September 12, 2014 09:17 pm | Updated 09:17 pm IST

What is perceived through senses and sense activity is called knowledge. But there is a higher knowledge gained when the mind is disciplined by concentration and meditation. This is known as the power of yoga by which the experience of transcendental consciousness is possible. It is then possible to enter into the past and future as well in this state. The Lord is the master of infinite yogic power of unfathomable range, and out of His Sankalpa He assumes suitable forms during His incarnations, pointed out Swami Gautamananda in a discourse.

While imparting the higher truths to Arjuna, Krishna chooses to reveal a part of His supreme yogic power to Arjuna and also enables him to understand its tremendous significance. Arjuna is overwhelmed that the Pandavas who have placed their trust and faith in His yogic supremacy are protected by Him. He foresees the impending fall of the Kaurava army comprising the greats such as Bhishma, Drona and others and also realises that he and the Pandava army are merely a ploy to accomplish this task.

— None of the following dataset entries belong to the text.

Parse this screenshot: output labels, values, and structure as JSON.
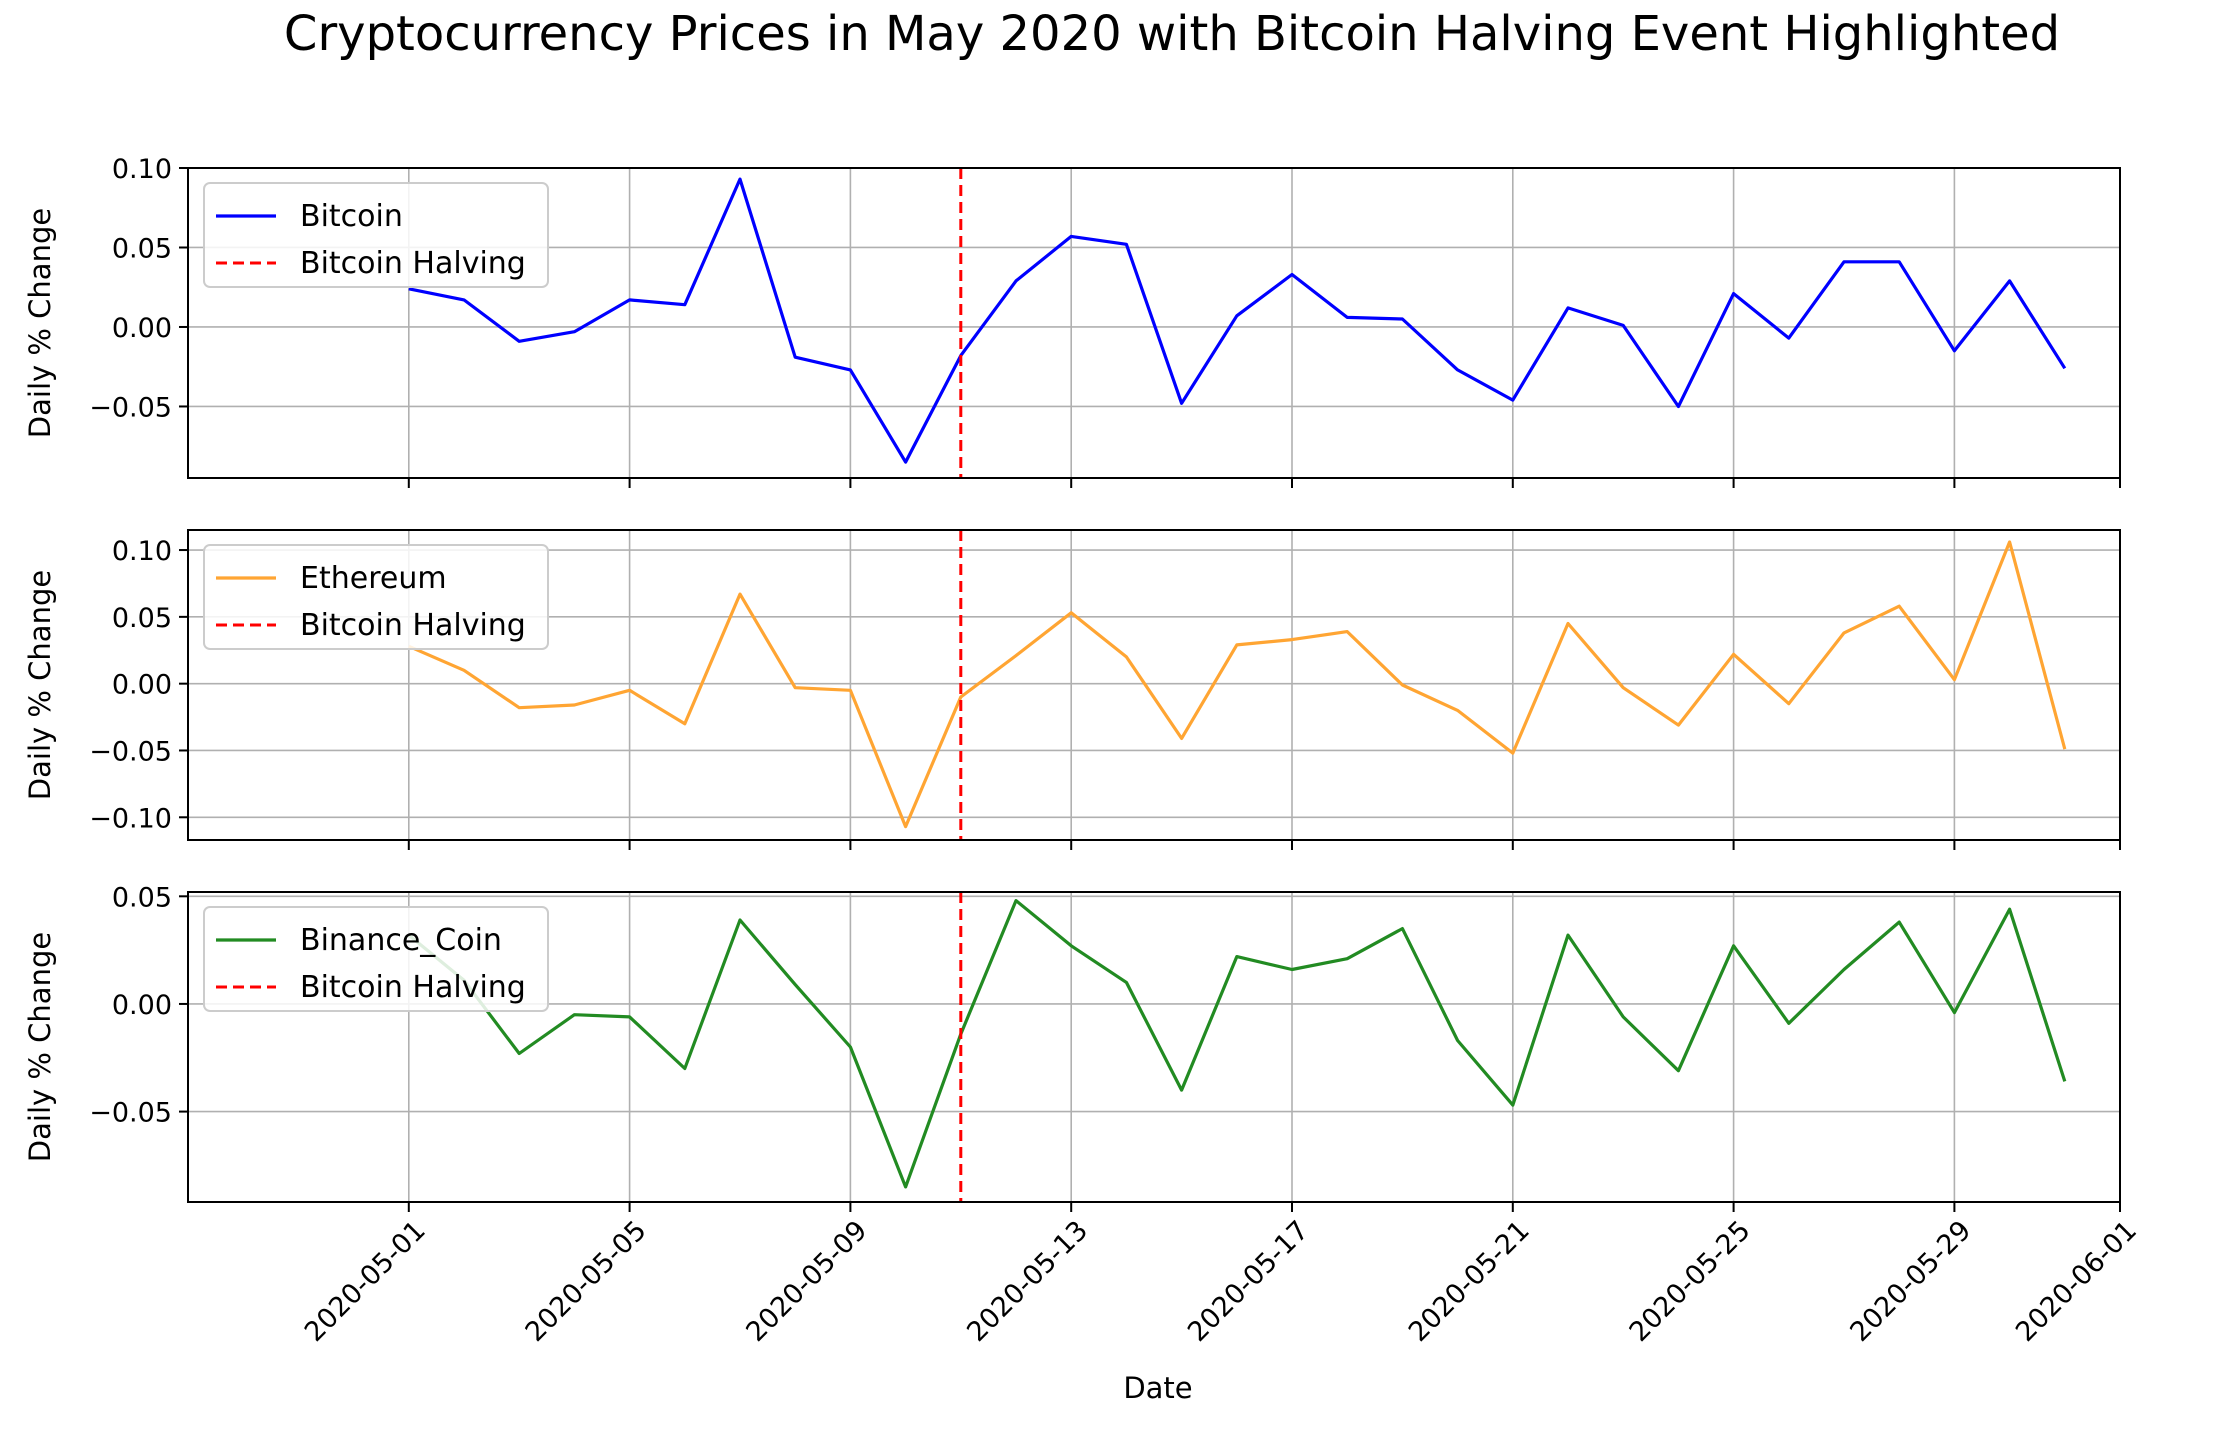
{
  "chart_data": {
    "type": "line",
    "title": "Cryptocurrency Prices in May 2020 with Bitcoin Halving Event Highlighted",
    "xlabel": "Date",
    "x_tick_labels": [
      "2020-05-01",
      "2020-05-05",
      "2020-05-09",
      "2020-05-13",
      "2020-05-17",
      "2020-05-21",
      "2020-05-25",
      "2020-05-29",
      "2020-06-01"
    ],
    "x_tick_dates": [
      "2020-05-01",
      "2020-05-05",
      "2020-05-09",
      "2020-05-13",
      "2020-05-17",
      "2020-05-21",
      "2020-05-25",
      "2020-05-29",
      "2020-06-01"
    ],
    "xlim": [
      "2020-04-27",
      "2020-06-01"
    ],
    "x": [
      "2020-05-01",
      "2020-05-02",
      "2020-05-03",
      "2020-05-04",
      "2020-05-05",
      "2020-05-06",
      "2020-05-07",
      "2020-05-08",
      "2020-05-09",
      "2020-05-10",
      "2020-05-11",
      "2020-05-12",
      "2020-05-13",
      "2020-05-14",
      "2020-05-15",
      "2020-05-16",
      "2020-05-17",
      "2020-05-18",
      "2020-05-19",
      "2020-05-20",
      "2020-05-21",
      "2020-05-22",
      "2020-05-23",
      "2020-05-24",
      "2020-05-25",
      "2020-05-26",
      "2020-05-27",
      "2020-05-28",
      "2020-05-29",
      "2020-05-30",
      "2020-05-31"
    ],
    "halving": {
      "date": "2020-05-11",
      "label": "Bitcoin Halving",
      "color": "#ff0000"
    },
    "grid": true,
    "legend_position": "top-left",
    "panels": [
      {
        "ylabel": "Daily % Change",
        "ylim": [
          -0.095,
          0.1
        ],
        "yticks": [
          0.1,
          0.05,
          0.0,
          -0.05
        ],
        "ytick_labels": [
          "0.10",
          "0.05",
          "0.00",
          "−0.05"
        ],
        "series": {
          "name": "Bitcoin",
          "color": "#0000ff",
          "values": [
            0.024,
            0.017,
            -0.009,
            -0.003,
            0.017,
            0.014,
            0.093,
            -0.019,
            -0.027,
            -0.085,
            -0.018,
            0.029,
            0.057,
            0.052,
            -0.048,
            0.007,
            0.033,
            0.006,
            0.005,
            -0.027,
            -0.046,
            0.012,
            0.001,
            -0.05,
            0.021,
            -0.007,
            0.041,
            0.041,
            -0.015,
            0.029,
            -0.026
          ]
        }
      },
      {
        "ylabel": "Daily % Change",
        "ylim": [
          -0.117,
          0.115
        ],
        "yticks": [
          0.1,
          0.05,
          0.0,
          -0.05,
          -0.1
        ],
        "ytick_labels": [
          "0.10",
          "0.05",
          "0.00",
          "−0.05",
          "−0.10"
        ],
        "series": {
          "name": "Ethereum",
          "color": "#ffa533",
          "values": [
            0.028,
            0.01,
            -0.018,
            -0.016,
            -0.005,
            -0.03,
            0.067,
            -0.003,
            -0.005,
            -0.107,
            -0.01,
            0.021,
            0.053,
            0.02,
            -0.041,
            0.029,
            0.033,
            0.039,
            -0.001,
            -0.02,
            -0.052,
            0.045,
            -0.003,
            -0.031,
            0.022,
            -0.015,
            0.038,
            0.058,
            0.003,
            0.106,
            -0.049
          ]
        }
      },
      {
        "ylabel": "Daily % Change",
        "ylim": [
          -0.092,
          0.052
        ],
        "yticks": [
          0.05,
          0.0,
          -0.05
        ],
        "ytick_labels": [
          "0.05",
          "0.00",
          "−0.05"
        ],
        "series": {
          "name": "Binance_Coin",
          "color": "#228b22",
          "values": [
            0.032,
            0.011,
            -0.023,
            -0.005,
            -0.006,
            -0.03,
            0.039,
            0.009,
            -0.02,
            -0.085,
            -0.014,
            0.048,
            0.027,
            0.01,
            -0.04,
            0.022,
            0.016,
            0.021,
            0.035,
            -0.017,
            -0.047,
            0.032,
            -0.006,
            -0.031,
            0.027,
            -0.009,
            0.016,
            0.038,
            -0.004,
            0.044,
            -0.036
          ]
        }
      }
    ]
  }
}
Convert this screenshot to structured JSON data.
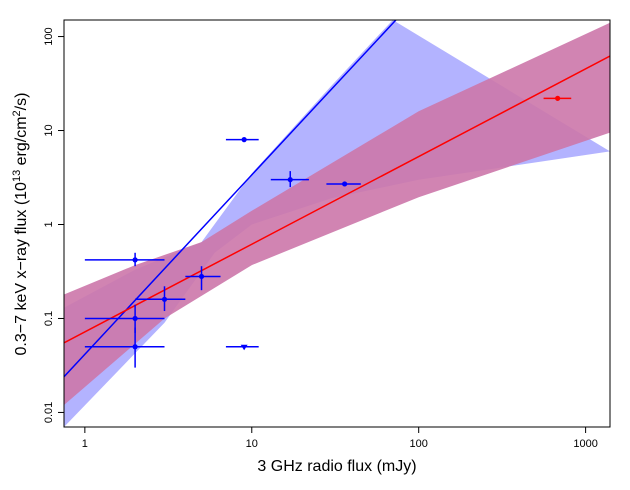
{
  "chart_data": {
    "type": "scatter",
    "xlabel": "3 GHz radio flux (mJy)",
    "ylabel_main": "0.3−7 keV x−ray flux (10",
    "ylabel_exp": "13",
    "ylabel_unit": " erg/cm",
    "ylabel_exp2": "2",
    "ylabel_end": "/s)",
    "x_scale": "log",
    "y_scale": "log",
    "xlim": [
      0.75,
      1400
    ],
    "ylim": [
      0.007,
      150
    ],
    "x_ticks": [
      {
        "value": 1,
        "label": "1"
      },
      {
        "value": 10,
        "label": "10"
      },
      {
        "value": 100,
        "label": "100"
      },
      {
        "value": 1000,
        "label": "1000"
      }
    ],
    "y_ticks": [
      {
        "value": 0.01,
        "label": "0.01"
      },
      {
        "value": 0.1,
        "label": "0.1"
      },
      {
        "value": 1,
        "label": "1"
      },
      {
        "value": 10,
        "label": "10"
      },
      {
        "value": 100,
        "label": "100"
      }
    ],
    "grid": false,
    "colors": {
      "blue": "#0000ff",
      "red": "#ff0000",
      "blue_band": "#b3b3ff",
      "red_band": "#cc77aa"
    },
    "blue_points": [
      {
        "x": 2,
        "y": 0.42,
        "xerr": [
          1,
          3
        ],
        "yerr": [
          0.36,
          0.5
        ]
      },
      {
        "x": 9,
        "y": 8,
        "xerr": [
          7,
          11
        ],
        "yerr": null
      },
      {
        "x": 17,
        "y": 3.0,
        "xerr": [
          13,
          22
        ],
        "yerr": [
          2.5,
          3.7
        ]
      },
      {
        "x": 36,
        "y": 2.7,
        "xerr": [
          28,
          45
        ],
        "yerr": null
      },
      {
        "x": 5,
        "y": 0.28,
        "xerr": [
          4,
          6.5
        ],
        "yerr": [
          0.2,
          0.36
        ]
      },
      {
        "x": 3,
        "y": 0.16,
        "xerr": [
          2,
          4
        ],
        "yerr": [
          0.12,
          0.22
        ]
      },
      {
        "x": 2,
        "y": 0.1,
        "xerr": [
          1,
          3
        ],
        "yerr": [
          0.07,
          0.14
        ]
      },
      {
        "x": 2,
        "y": 0.05,
        "xerr": [
          1,
          3
        ],
        "yerr": [
          0.03,
          0.08
        ]
      }
    ],
    "blue_upper_limits": [
      {
        "x": 9,
        "y": 0.05,
        "xerr": [
          7,
          11
        ]
      }
    ],
    "red_points": [
      {
        "x": 680,
        "y": 22,
        "xerr": [
          560,
          820
        ],
        "yerr": null
      }
    ],
    "blue_fit": {
      "x_start": 0.75,
      "y_start": 0.024,
      "x_end": 73,
      "y_end": 150
    },
    "red_fit": {
      "x_start": 0.75,
      "y_start": 0.055,
      "x_end": 1400,
      "y_end": 62
    },
    "blue_band": {
      "upper": [
        [
          0.75,
          0.13
        ],
        [
          2,
          0.33
        ],
        [
          5,
          0.65
        ],
        [
          10,
          3.5
        ],
        [
          30,
          30
        ],
        [
          70,
          150
        ]
      ],
      "lower": [
        [
          0.75,
          0.007
        ],
        [
          3,
          0.09
        ],
        [
          6,
          0.5
        ],
        [
          10,
          1.0
        ],
        [
          30,
          1.9
        ],
        [
          100,
          3.0
        ],
        [
          1400,
          6
        ]
      ]
    },
    "red_band": {
      "upper": [
        [
          0.75,
          0.18
        ],
        [
          2,
          0.37
        ],
        [
          5,
          0.65
        ],
        [
          10,
          1.4
        ],
        [
          100,
          16
        ],
        [
          1400,
          140
        ]
      ],
      "lower": [
        [
          0.75,
          0.012
        ],
        [
          3,
          0.1
        ],
        [
          10,
          0.37
        ],
        [
          100,
          1.95
        ],
        [
          1400,
          9.5
        ]
      ]
    }
  }
}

The Lord is ever aware of the workings of the universe — from the celestial worlds to that of the lower beings inclusive. Every act, thought wave, speech, etc, of every being is transparent in His consciousness. As a child, Krishna is thus able to defend Himself against Kamsa’s threats. While those in Gokula never suspect the ulterior motive of Putana who assumes the form of a lovely maiden and with seeming affection tries to fondle the child, her deception is crystal clear to Him and He takes necessary action against it. No wonder Nandagopa, Yasodha and the entire Vraja people are awe-struck by the child’s extraordinary feat in this case as well as when other demons in various forms try to kill Him.